A friend introduced me to Teavana a few years back, and it replaced my usual tea shop visits for a while. I went crazy a couple times and discovered that not ALL of their teas are great, so it's best to go into the store first, if possible, to try them out. I myself love mixing the Jasmine Phoenix pearls http://www.teavana.com/The-Teas/Green-Teas/Jasmine-Dragon-Phoenix-Pearls-Green-Tea.axd with another flavor, like the strawberry pu-erh or any of the strawberry flavors: http://tea.teavana.com/?D=strawberry&Nty=1&N=0&Dk=0&Ntt=strawberry. I've also purchased some different Darjeelings for a friend, who said that he enjoyed them.
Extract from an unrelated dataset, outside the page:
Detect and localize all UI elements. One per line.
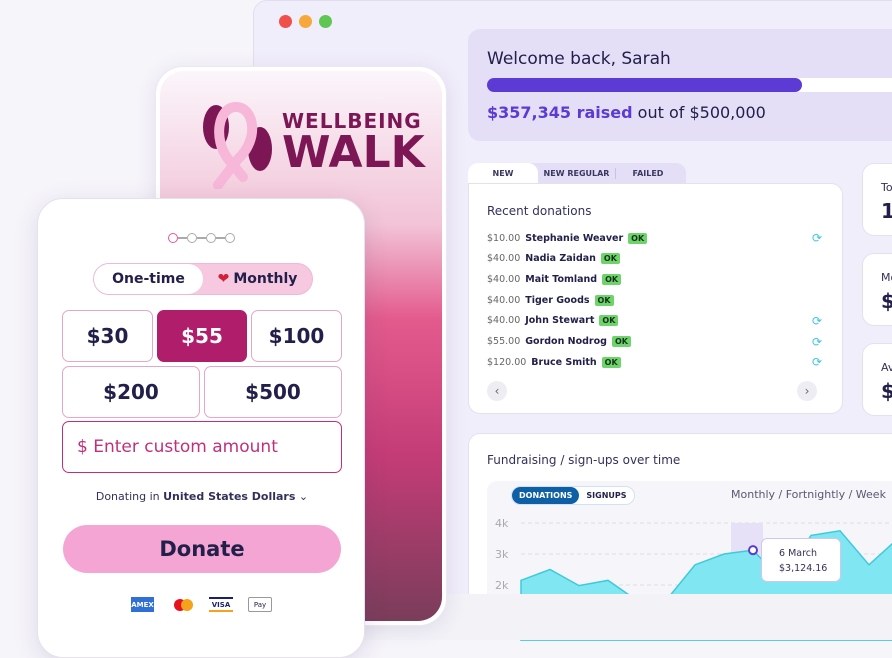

The teas come in sealed bags to ensure freshness, and although some folks say it's a bit pricey, I find that the flavors are strong enough for some that you can reuse them.
Like Snopes for science, Sense about Science promotes the distribution of accurate scientific facts vs. the manipulations, misrepresentations and misinterpretations of them - everything from the vaccine debate to global warming to the genetic modification of foods. Sense about Science tries to debunk outrageous myths and to hand over the real deal. Now, in light of Mr. Jonah Lehrer's recent Declining Effects article in the New Yorker, who knows what the real deal is...but at least with SaS we know what it isn't.